Hungria, Áustria – governada por um millennial de extrema-direita – e República Thecha assistiram aos festejos pela mudança da embaixada, em meio a uma repressão que provocou dezenas de mortos; ainda que alguns deles esclareçam que isso não significa que trasladarão suas embaixadas. Foi o “polêmico” filho de 26 anos de Netanyahu quem numa oportunidade tuitou, falando dos Estados Unidos, que teme mais aos “bandidos de es querda” que à “escória nazi”. Enquanto que os nazis (supremacistas brancos) seriam coisas do passado, os movimentos como Black Lives Matter (Vidas Negras Importam) ou diversas organizações “antifascistas” norte-americanas “são cada vez mais fortes” assinalou. A mesma atitude assumiu a Liga de Defesa Judia – um grupo violento de extrema-direita – na manifestação contra o antissemitismo organizada na França em março passado depois do assassinato da anciã Mireille Knoll, sobrevivente do holocausto. Enquanto que agrediram verbalmente ao dirigente de esquerda Jean-Luc Mélenchon, “protegeram” à líder de extrema-direita Marine Le Pen, enquanto ambos eram expulsos da marcha, no marco de um debate, tanto dentro como fora da comunidade judia, sobre as dimensões atuais do antissemitismo na França.
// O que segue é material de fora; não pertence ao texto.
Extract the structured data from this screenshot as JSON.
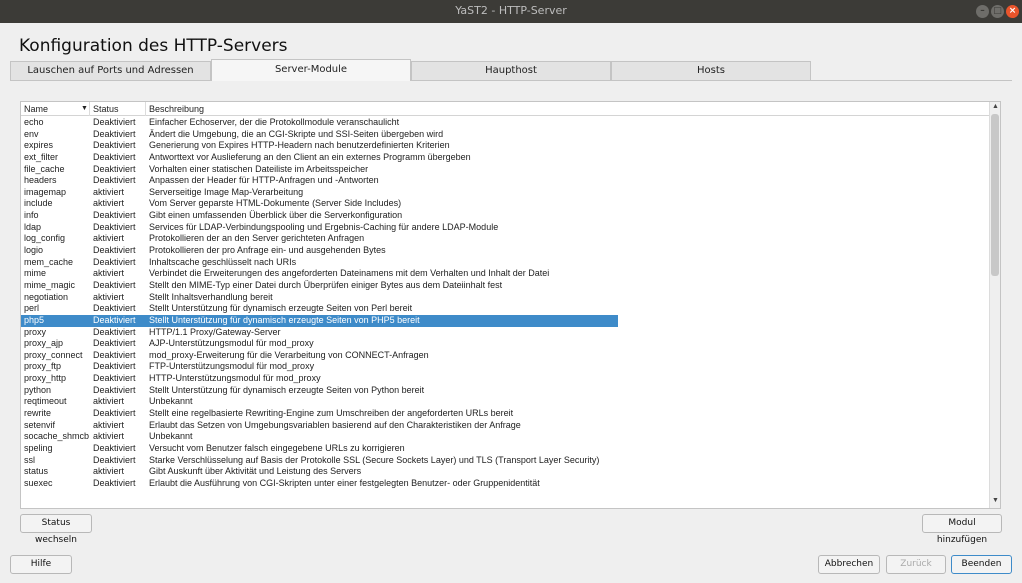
{
  "window": {
    "title": "YaST2 - HTTP-Server"
  },
  "page": {
    "title": "Konfiguration des HTTP-Servers"
  },
  "tabs": [
    {
      "label": "Lauschen auf Ports und Adressen",
      "active": false
    },
    {
      "label": "Server-Module",
      "active": true
    },
    {
      "label": "Haupthost",
      "active": false
    },
    {
      "label": "Hosts",
      "active": false
    }
  ],
  "table": {
    "columns": [
      "Name",
      "Status",
      "Beschreibung"
    ],
    "rows": [
      {
        "name": "echo",
        "status": "Deaktiviert",
        "desc": "Einfacher Echoserver, der die Protokollmodule veranschaulicht"
      },
      {
        "name": "env",
        "status": "Deaktiviert",
        "desc": "Ändert die Umgebung, die an CGI-Skripte und SSI-Seiten übergeben wird"
      },
      {
        "name": "expires",
        "status": "Deaktiviert",
        "desc": "Generierung von Expires HTTP-Headern nach benutzerdefinierten Kriterien"
      },
      {
        "name": "ext_filter",
        "status": "Deaktiviert",
        "desc": "Antworttext vor Auslieferung an den Client an ein externes Programm übergeben"
      },
      {
        "name": "file_cache",
        "status": "Deaktiviert",
        "desc": "Vorhalten einer statischen Dateiliste im Arbeitsspeicher"
      },
      {
        "name": "headers",
        "status": "Deaktiviert",
        "desc": "Anpassen der Header für HTTP-Anfragen und -Antworten"
      },
      {
        "name": "imagemap",
        "status": "aktiviert",
        "desc": "Serverseitige Image Map-Verarbeitung"
      },
      {
        "name": "include",
        "status": "aktiviert",
        "desc": "Vom Server geparste HTML-Dokumente (Server Side Includes)"
      },
      {
        "name": "info",
        "status": "Deaktiviert",
        "desc": "Gibt einen umfassenden Überblick über die Serverkonfiguration"
      },
      {
        "name": "ldap",
        "status": "Deaktiviert",
        "desc": "Services für LDAP-Verbindungspooling und Ergebnis-Caching für andere LDAP-Module"
      },
      {
        "name": "log_config",
        "status": "aktiviert",
        "desc": "Protokollieren der an den Server gerichteten Anfragen"
      },
      {
        "name": "logio",
        "status": "Deaktiviert",
        "desc": "Protokollieren der pro Anfrage ein- und ausgehenden Bytes"
      },
      {
        "name": "mem_cache",
        "status": "Deaktiviert",
        "desc": "Inhaltscache geschlüsselt nach URIs"
      },
      {
        "name": "mime",
        "status": "aktiviert",
        "desc": "Verbindet die Erweiterungen des angeforderten Dateinamens mit dem Verhalten und Inhalt der Datei"
      },
      {
        "name": "mime_magic",
        "status": "Deaktiviert",
        "desc": "Stellt den MIME-Typ einer Datei durch Überprüfen einiger Bytes aus dem Dateiinhalt fest"
      },
      {
        "name": "negotiation",
        "status": "aktiviert",
        "desc": "Stellt Inhaltsverhandlung bereit"
      },
      {
        "name": "perl",
        "status": "Deaktiviert",
        "desc": "Stellt Unterstützung für dynamisch erzeugte Seiten von Perl bereit"
      },
      {
        "name": "php5",
        "status": "Deaktiviert",
        "desc": "Stellt Unterstützung für dynamisch erzeugte Seiten von PHP5 bereit",
        "selected": true
      },
      {
        "name": "proxy",
        "status": "Deaktiviert",
        "desc": "HTTP/1.1 Proxy/Gateway-Server"
      },
      {
        "name": "proxy_ajp",
        "status": "Deaktiviert",
        "desc": "AJP-Unterstützungsmodul für mod_proxy"
      },
      {
        "name": "proxy_connect",
        "status": "Deaktiviert",
        "desc": "mod_proxy-Erweiterung für die Verarbeitung von CONNECT-Anfragen"
      },
      {
        "name": "proxy_ftp",
        "status": "Deaktiviert",
        "desc": "FTP-Unterstützungsmodul für mod_proxy"
      },
      {
        "name": "proxy_http",
        "status": "Deaktiviert",
        "desc": "HTTP-Unterstützungsmodul für mod_proxy"
      },
      {
        "name": "python",
        "status": "Deaktiviert",
        "desc": "Stellt Unterstützung für dynamisch erzeugte Seiten von Python bereit"
      },
      {
        "name": "reqtimeout",
        "status": "aktiviert",
        "desc": "Unbekannt"
      },
      {
        "name": "rewrite",
        "status": "Deaktiviert",
        "desc": "Stellt eine regelbasierte Rewriting-Engine zum Umschreiben der angeforderten URLs bereit"
      },
      {
        "name": "setenvif",
        "status": "aktiviert",
        "desc": "Erlaubt das Setzen von Umgebungsvariablen basierend auf den Charakteristiken der Anfrage"
      },
      {
        "name": "socache_shmcb",
        "status": "aktiviert",
        "desc": "Unbekannt"
      },
      {
        "name": "speling",
        "status": "Deaktiviert",
        "desc": "Versucht vom Benutzer falsch eingegebene URLs zu korrigieren"
      },
      {
        "name": "ssl",
        "status": "Deaktiviert",
        "desc": "Starke Verschlüsselung auf Basis der Protokolle SSL (Secure Sockets Layer) und TLS (Transport Layer Security)"
      },
      {
        "name": "status",
        "status": "aktiviert",
        "desc": "Gibt Auskunft über Aktivität und Leistung des Servers"
      },
      {
        "name": "suexec",
        "status": "Deaktiviert",
        "desc": "Erlaubt die Ausführung von CGI-Skripten unter einer festgelegten Benutzer- oder Gruppenidentität"
      }
    ]
  },
  "buttons": {
    "toggle_status": "Status wechseln",
    "add_module": "Modul hinzufügen",
    "help": "Hilfe",
    "cancel": "Abbrechen",
    "back": "Zurück",
    "finish": "Beenden"
  },
  "colors": {
    "selection": "#3e8bc9",
    "titlebar": "#3c3b37",
    "close": "#e9542b"
  }
}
Frente às crítica por suas posições crescentemente direitistas, Israel desenvolveu um poderoso soft power que abarca a dois grupos opostos: a população LGBTI e os evangélicos. Sobre como a política gay friendly do governo israelense – particularmente do exército – serviu para uma mudança da imagem e uma “recolocação” da marca Israel, resulta particularmente revelador o livro do jornalista e ativista gay judeu Jean Stern, Mirage gay à Tel Aviv [Miragem gay em Tel Aviv]. Trata-se de um caso muito exitoso de pinkwashing que contribui para potencializar a imagem de democracia, progresso e modernidade que Israel busca projetar frente ao atraso de seus vizinhos árabes mas também frente aos retrocessos democráticos internos na era Netanyahu-Lieberman. E inclusive serve aos efeitos propagandísticos de um exército que, enquanto comete violações de direitos humanos contra palestinos, numa clave colonial e segregacionista, é uma das forças armadas mais inclusivas do mundo para as minorias sexuais.
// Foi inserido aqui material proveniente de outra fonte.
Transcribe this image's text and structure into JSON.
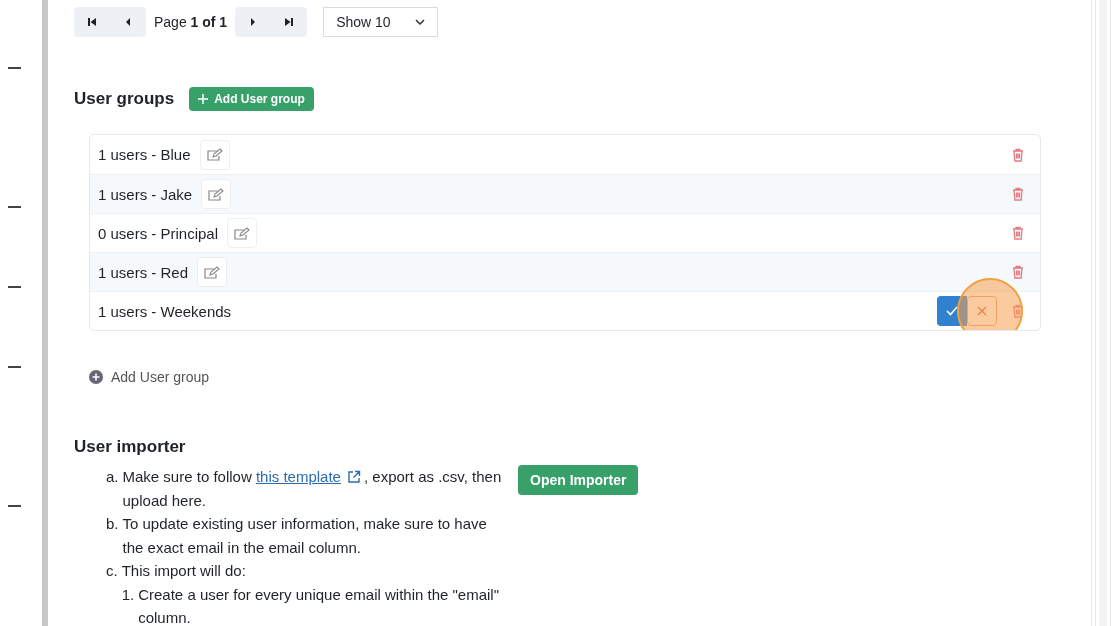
{
  "pagination": {
    "page_label": "Page",
    "page_value": "1 of 1",
    "page_size": "Show 10"
  },
  "user_groups": {
    "title": "User groups",
    "add_button": "Add User group",
    "groups": [
      {
        "label": "1 users - Blue",
        "editing": false
      },
      {
        "label": "1 users - Jake",
        "editing": false
      },
      {
        "label": "0 users - Principal",
        "editing": false
      },
      {
        "label": "1 users - Red",
        "editing": false
      },
      {
        "label": "1 users - Weekends",
        "editing": true
      }
    ],
    "add_link": "Add User group"
  },
  "user_importer": {
    "title": "User importer",
    "button": "Open Importer",
    "steps": [
      {
        "marker": "a.",
        "text_before": "Make sure to follow ",
        "link": "this template",
        "text_after": ", export as .csv, then upload here."
      },
      {
        "marker": "b.",
        "text": "To update existing user information, make sure to have the exact email in the email column."
      },
      {
        "marker": "c.",
        "text": "This import will do:",
        "children": [
          {
            "marker": "1.",
            "text": "Create a user for every unique email within the \"email\" column."
          }
        ]
      }
    ]
  }
}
Tudo isso gerou um êxito do turismo gay para Tel Aviv – com sua imagem de sea, sex and fun – ao mesmo tempo em que – escreve Stern – as velhas rotas sexuais em busca de “orientalismo” outrora dirigidas para Marrocos e outros destinos árabes, hoje mais arriscados pelo auge islamista, se redirigiram para Tel Aviv. Mas o que mostra Stern é que esta “miragem” foi produto de uma política de Estado – tanto do nacional como do local de Tel Aviv – com muito dinheiro posto em marketing (por ocasião da Eurovisão também foi explorada esta faceta gay friendly de Israel, inclusive na rede Grindr) e em viagens de diversas referências LGBTI convidadas para diversos eventos. É o temor à ameaça islâmica – às vezes real, às vezes imaginária e às vezes tingida de islamofobia patológica – que aproximou a parte da população gay europeia à extrema-direita, como a Frente Nacional na França, Alternativa para Alemanha, que por sua vez se tornaram mais abertas à diversidade sexual. E é a luta contra o Islã o que termina construindo pontes entre Le Pen e Netanyahu… mas como vimos, também com Putin. “Rússia e Israel têm o mesmo inimigo; o terrorismo islâmico, sem poréns nem condicionantes”, disse o comentarista pró-governamental russo Nikolay Pakhómov.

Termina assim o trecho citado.